A cordial atmosphere is essential to consensus-building. Editors should be respectful and kind in order to foster a calm collaborative environment. Many negative behaviors are not explicitly covered by the rules, but are frowned upon and essentially discouraged by the rules. Baiting and rude comments may not reach the "threshold" of personal attacks, but they are just as harmful and disruptive. The principles of disallowing personal attacks and preventing disruption similarly discourage comments made with the same negative intent and impact.
Sometimes editors will erroneously place a strong focus on the exact wording of policy. This is commonly referred to as "WikiLawyering". Contributors should assume good faith and explain to someone making legalistic arguments of policy that the spirit of the rules is what is most important. Very often, new editors are used to environments and online activities where the rules are very exacting. Experienced editors should take the time to explain the principles at the core of the rules to help new editors learn and adjust.

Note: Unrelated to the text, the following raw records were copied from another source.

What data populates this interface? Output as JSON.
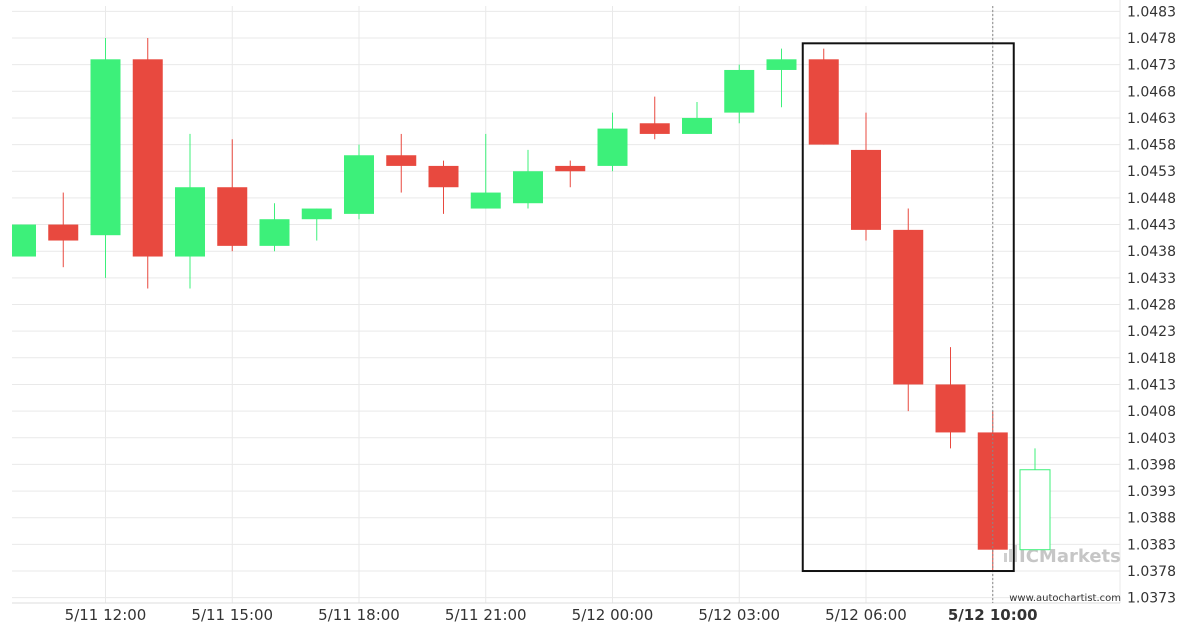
{
  "chart_data": {
    "type": "candlestick",
    "title": "",
    "xlabel": "",
    "ylabel": "",
    "ylim": [
      1.0372,
      1.0484
    ],
    "y_ticks": [
      "1.0483",
      "1.0478",
      "1.0473",
      "1.0468",
      "1.0463",
      "1.0458",
      "1.0453",
      "1.0448",
      "1.0443",
      "1.0438",
      "1.0433",
      "1.0428",
      "1.0423",
      "1.0418",
      "1.0413",
      "1.0408",
      "1.0403",
      "1.0398",
      "1.0393",
      "1.0388",
      "1.0383",
      "1.0378",
      "1.0373"
    ],
    "x_ticks": [
      {
        "index": 2,
        "label": "5/11 12:00",
        "bold": false
      },
      {
        "index": 5,
        "label": "5/11 15:00",
        "bold": false
      },
      {
        "index": 8,
        "label": "5/11 18:00",
        "bold": false
      },
      {
        "index": 11,
        "label": "5/11 21:00",
        "bold": false
      },
      {
        "index": 14,
        "label": "5/12 00:00",
        "bold": false
      },
      {
        "index": 17,
        "label": "5/12 03:00",
        "bold": false
      },
      {
        "index": 20,
        "label": "5/12 06:00",
        "bold": false
      },
      {
        "index": 23,
        "label": "5/12 10:00",
        "bold": true
      }
    ],
    "candles": [
      {
        "open": 1.0437,
        "high": 1.0443,
        "low": 1.0437,
        "close": 1.0443
      },
      {
        "open": 1.0443,
        "high": 1.0449,
        "low": 1.0435,
        "close": 1.044
      },
      {
        "open": 1.0441,
        "high": 1.0478,
        "low": 1.0433,
        "close": 1.0474
      },
      {
        "open": 1.0474,
        "high": 1.0478,
        "low": 1.0431,
        "close": 1.0437
      },
      {
        "open": 1.0437,
        "high": 1.046,
        "low": 1.0431,
        "close": 1.045
      },
      {
        "open": 1.045,
        "high": 1.0459,
        "low": 1.0438,
        "close": 1.0439
      },
      {
        "open": 1.0439,
        "high": 1.0447,
        "low": 1.0438,
        "close": 1.0444
      },
      {
        "open": 1.0444,
        "high": 1.0446,
        "low": 1.044,
        "close": 1.0446
      },
      {
        "open": 1.0445,
        "high": 1.0458,
        "low": 1.0444,
        "close": 1.0456
      },
      {
        "open": 1.0456,
        "high": 1.046,
        "low": 1.0449,
        "close": 1.0454
      },
      {
        "open": 1.0454,
        "high": 1.0455,
        "low": 1.0445,
        "close": 1.045
      },
      {
        "open": 1.0446,
        "high": 1.046,
        "low": 1.0446,
        "close": 1.0449
      },
      {
        "open": 1.0447,
        "high": 1.0457,
        "low": 1.0446,
        "close": 1.0453
      },
      {
        "open": 1.0454,
        "high": 1.0455,
        "low": 1.045,
        "close": 1.0453
      },
      {
        "open": 1.0454,
        "high": 1.0464,
        "low": 1.0453,
        "close": 1.0461
      },
      {
        "open": 1.0462,
        "high": 1.0467,
        "low": 1.0459,
        "close": 1.046
      },
      {
        "open": 1.046,
        "high": 1.0466,
        "low": 1.046,
        "close": 1.0463
      },
      {
        "open": 1.0464,
        "high": 1.0473,
        "low": 1.0462,
        "close": 1.0472
      },
      {
        "open": 1.0472,
        "high": 1.0476,
        "low": 1.0465,
        "close": 1.0474
      },
      {
        "open": 1.0474,
        "high": 1.0476,
        "low": 1.0458,
        "close": 1.0458
      },
      {
        "open": 1.0457,
        "high": 1.0464,
        "low": 1.044,
        "close": 1.0442
      },
      {
        "open": 1.0442,
        "high": 1.0446,
        "low": 1.0408,
        "close": 1.0413
      },
      {
        "open": 1.0413,
        "high": 1.042,
        "low": 1.0401,
        "close": 1.0404
      },
      {
        "open": 1.0404,
        "high": 1.0408,
        "low": 1.0378,
        "close": 1.0382
      },
      {
        "open": 1.0382,
        "high": 1.0401,
        "low": 1.0382,
        "close": 1.0397
      }
    ],
    "highlight_range": {
      "from_index": 19,
      "to_index": 23,
      "low": 1.0378,
      "high": 1.0477
    },
    "current_marker_index": 23,
    "colors": {
      "up": "#3df07a",
      "down": "#e8493f",
      "grid": "#e9e9e9",
      "axis_text": "#333333",
      "box": "#111111",
      "last_candle_outline": "#3df07a"
    },
    "watermark": "ICMarkets",
    "source_text": "www.autochartist.com"
  }
}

Sometimes editors may attempt to manipulate situations by relying on a very strict reading of the wording of a policy. A common example is an editor making exactly three reverts and waiting for another day before making three reverts again. This is an attempt to "game" the three revert rule. However, the rule itself notes that the 3RR limit is an "electric fence". That is, it is a hard limit rather than an entitlement, and revert warring may be considered disruption regardless whether that limit has been reached. For example, breaking the 3RR limit over a 25- or even 36-hour period instead of the "standard" 24 may still be judged an infraction. The principle behind 3RR is avoiding disruptive edit warring, and that is more important than an exact count of reversions.